Es geht nicht um die Reife, sondern darum, dass $Kind max 4 Stunden/Tag am Rechner ist, sich dies aber beliebig einteilen kann.

Daher darf $Kind das nicht herausfinden, da sonst die ganze Kontrolle weg ist.

Aber wenn man das Skript nicht lesbar für $Kind macht, sollte alles gut sein.

Ich halte die Idee für super, dann noch per xosd alle 5 Min die verbleibende Zeit ausgeben lassen bzw dauerhaft oben rechts in der Ecke und it's perfect  :Wink: 

Tobi

----------

## TheSmallOne

 *Evildad wrote:*   

> Also prinzipiell sollte es nur den Zugriff auf das Internet beschränken.
> 
> Und hierbei nicht nur den Zugriff via Browser sondern jeglichen Traffic (Pidgin, Games, etc..)

 

Hm, da würde ich doch sagen, dass man am besten nach einer bestimmten Zeit einfach das Netzwerk-Interface abschaltet.

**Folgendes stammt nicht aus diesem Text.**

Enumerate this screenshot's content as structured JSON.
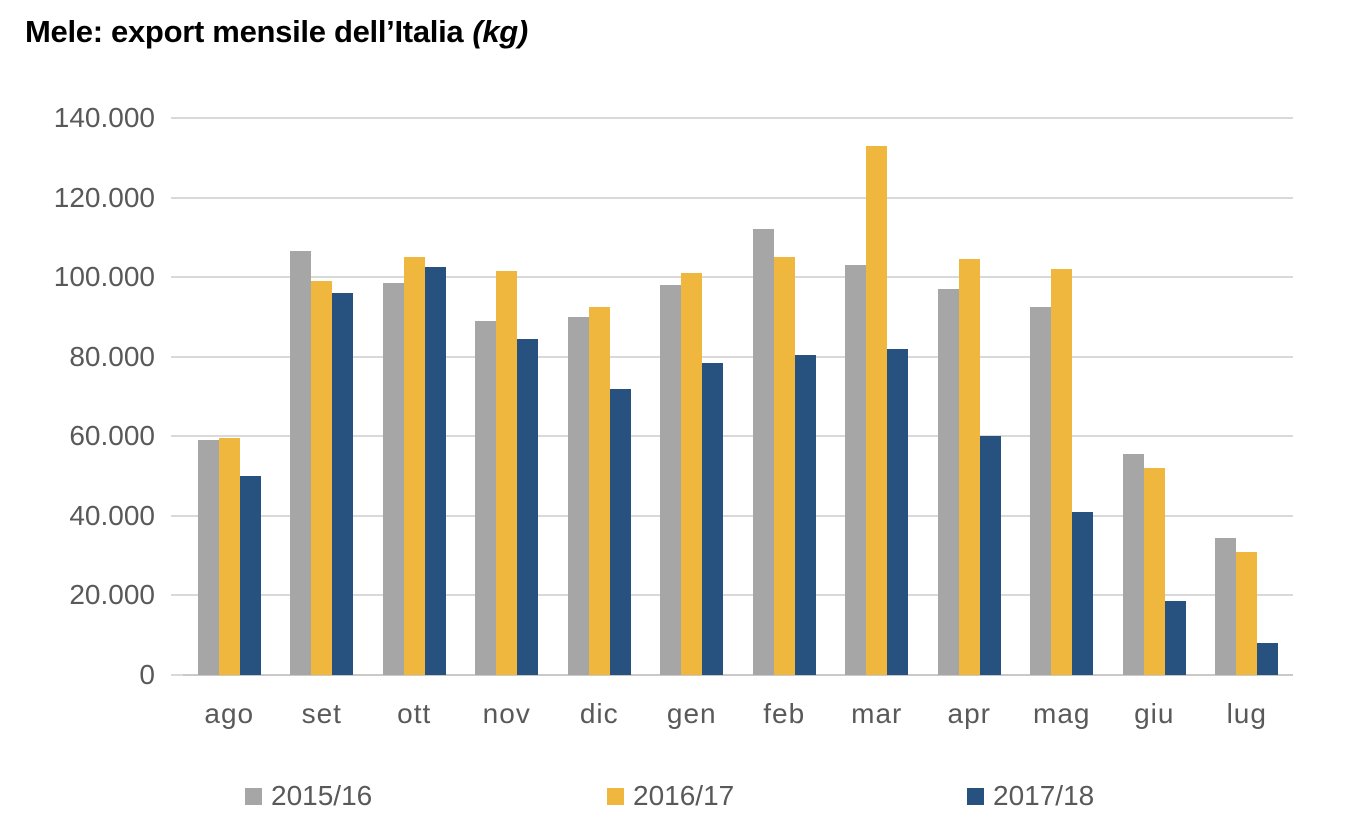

Wobei sich mir natürlich schon die Frage stellt, inwiefern es überhaupt etwas bringt, wenn das Kind nur eine bestimmte Zeitdauer ins Internet darf, aber ansonsten den ganzen Tag lang am PC sitzen kann. Ich hätte in meiner Kindheit dann die "restliche" Zeit damit verbracht irgendwas am PC zu spielen.

----------

## ph03n1x

 *TheSmallOne wrote:*   

> Ich hätte in meiner Kindheit dann die "restliche" Zeit damit verbracht irgendwas am PC zu spielen.

 

Haha, wir haben das wochenendweise gemacht. Immer zu dem Freund wo die Eltern nicht zu Hause waren gamen gegangen, C64 rules  :Wink: 

----------

## Evildad

HI, 

danke erstmal für die rege Beteiligung   :Very Happy: 

Es geht hier nicht um die 100 prozentige Kontrolle, denn die ist wenn das Kind nicht völlig auf den Kopf gefallen ist zu umgehen.

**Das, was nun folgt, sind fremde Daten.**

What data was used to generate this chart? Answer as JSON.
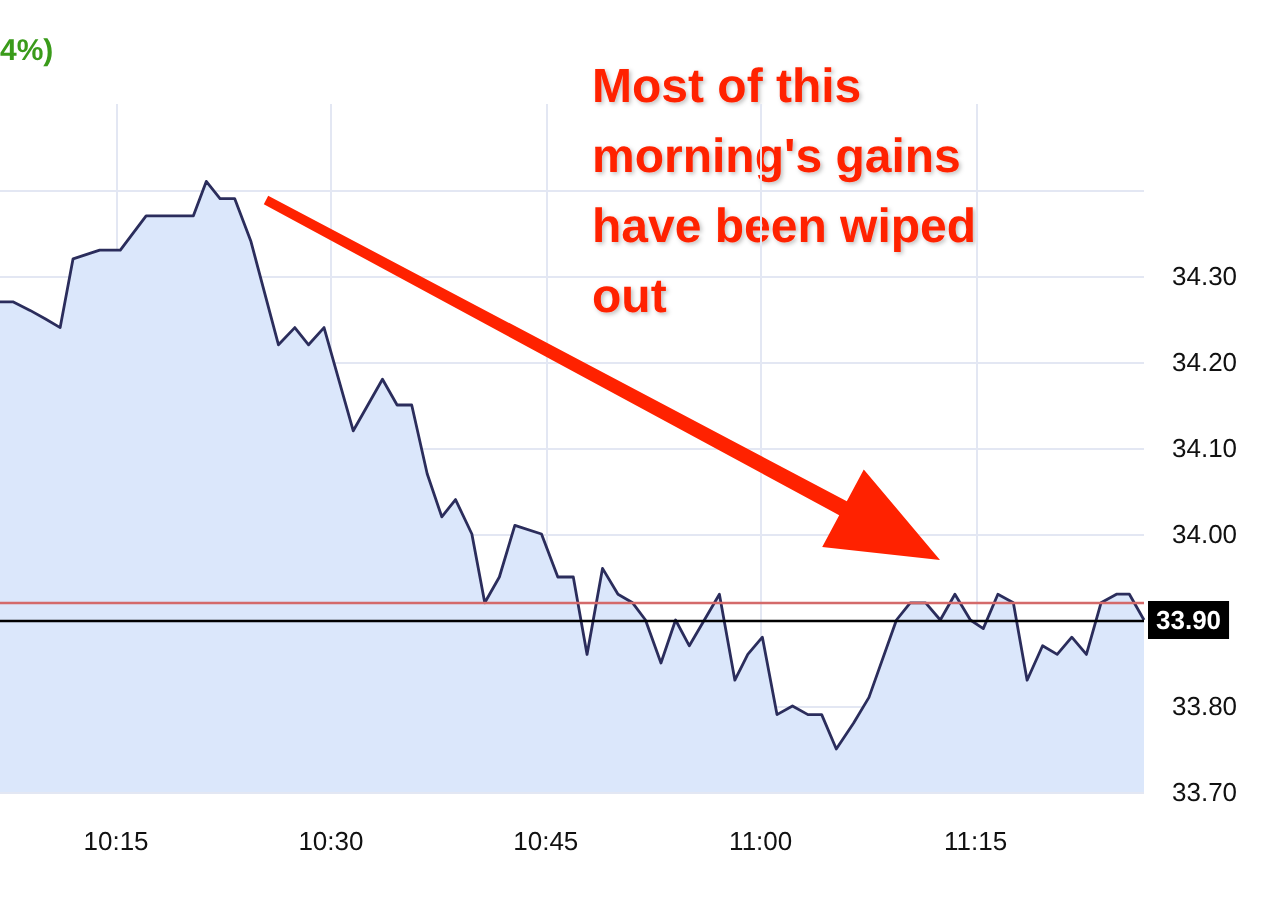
{
  "chart_data": {
    "type": "area",
    "subtitle": "4%)",
    "annotations": [
      "Most of this morning's gains have been wiped out"
    ],
    "x": [
      10.115,
      10.13,
      10.15,
      10.168,
      10.185,
      10.2,
      10.231,
      10.255,
      10.285,
      10.306,
      10.325,
      10.34,
      10.355,
      10.371,
      10.388,
      10.407,
      10.439,
      10.458,
      10.474,
      10.492,
      10.526,
      10.56,
      10.577,
      10.594,
      10.612,
      10.629,
      10.645,
      10.664,
      10.679,
      10.696,
      10.714,
      10.745,
      10.764,
      10.782,
      10.798,
      10.816,
      10.834,
      10.851,
      10.866,
      10.884,
      10.901,
      10.917,
      10.952,
      10.97,
      10.985,
      11.002,
      11.019,
      11.037,
      11.055,
      11.071,
      11.088,
      11.108,
      11.126,
      11.158,
      11.174,
      11.192,
      11.209,
      11.226,
      11.244,
      11.259,
      11.276,
      11.294,
      11.31,
      11.328,
      11.345,
      11.362,
      11.379,
      11.396,
      11.414,
      11.429,
      11.446
    ],
    "series": [
      {
        "color": "#2b2d5c",
        "values": [
          34.27,
          34.27,
          34.26,
          34.25,
          34.24,
          34.32,
          34.33,
          34.33,
          34.37,
          34.37,
          34.37,
          34.37,
          34.41,
          34.39,
          34.39,
          34.34,
          34.22,
          34.24,
          34.22,
          34.24,
          34.12,
          34.18,
          34.15,
          34.15,
          34.07,
          34.02,
          34.04,
          34.0,
          33.92,
          33.95,
          34.01,
          34.0,
          33.95,
          33.95,
          33.86,
          33.96,
          33.93,
          33.92,
          33.9,
          33.85,
          33.9,
          33.87,
          33.93,
          33.83,
          33.86,
          33.88,
          33.79,
          33.8,
          33.79,
          33.79,
          33.75,
          33.78,
          33.81,
          33.9,
          33.92,
          33.92,
          33.9,
          33.93,
          33.9,
          33.89,
          33.93,
          33.92,
          33.83,
          33.87,
          33.86,
          33.88,
          33.86,
          33.92,
          33.93,
          33.93,
          33.9
        ]
      }
    ],
    "xlim": [
      10.115,
      11.446
    ],
    "xticks": [
      {
        "value": 10.25,
        "label": "10:15"
      },
      {
        "value": 10.5,
        "label": "10:30"
      },
      {
        "value": 10.75,
        "label": "10:45"
      },
      {
        "value": 11.0,
        "label": "11:00"
      },
      {
        "value": 11.25,
        "label": "11:15"
      }
    ],
    "ylim": [
      33.7,
      34.5
    ],
    "yticks": [
      {
        "value": 33.7,
        "label": "33.70"
      },
      {
        "value": 33.8,
        "label": "33.80"
      },
      {
        "value": 33.9,
        "label": null
      },
      {
        "value": 34.0,
        "label": "34.00"
      },
      {
        "value": 34.1,
        "label": "34.10"
      },
      {
        "value": 34.2,
        "label": "34.20"
      },
      {
        "value": 34.3,
        "label": "34.30"
      },
      {
        "value": 34.4,
        "label": null
      }
    ],
    "ref_lines": [
      {
        "axis": "y",
        "value": 33.92,
        "color": "#d46a6a"
      },
      {
        "axis": "y",
        "value": 33.9,
        "label": "33.90",
        "color": "#000000"
      }
    ],
    "grid": true,
    "marker": "none"
  }
}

Das ist auch gar nicht der Ansatz...

Die Idee mit dem Credit File scheint jetzt auf den ersten Blick eine sehr sinnvolle Idee zu sein.

Ich glaub das sollte ich mal näher anschauen und versuchen es umzusetzen   :Exclamation: 

€dit: Achja eins noch. Die Wahrscheinlicheit, dass Eltern in der heutigen Zeit hinter Ihren Kindern stehen wenn diese stundenlang online sind, halte ich doch eher für sehr utopisch...

----------

## tamiko

Zur Idee von Finswimmer:

Man könnte das Skript doch alternativ auch mit Sticky-Bit (unter Root, oder anderem priviligierten Benutzer, der sudo verwenden darf) ausführen.

Dann kann man sich die "Unsicherheit" über sudo sparen.

Wie für alle Programme/Skripte mit setuid-Bit sollte das Skript natürlich nicht lesbar oder editierbar für andere sein  :Very Happy: 

----------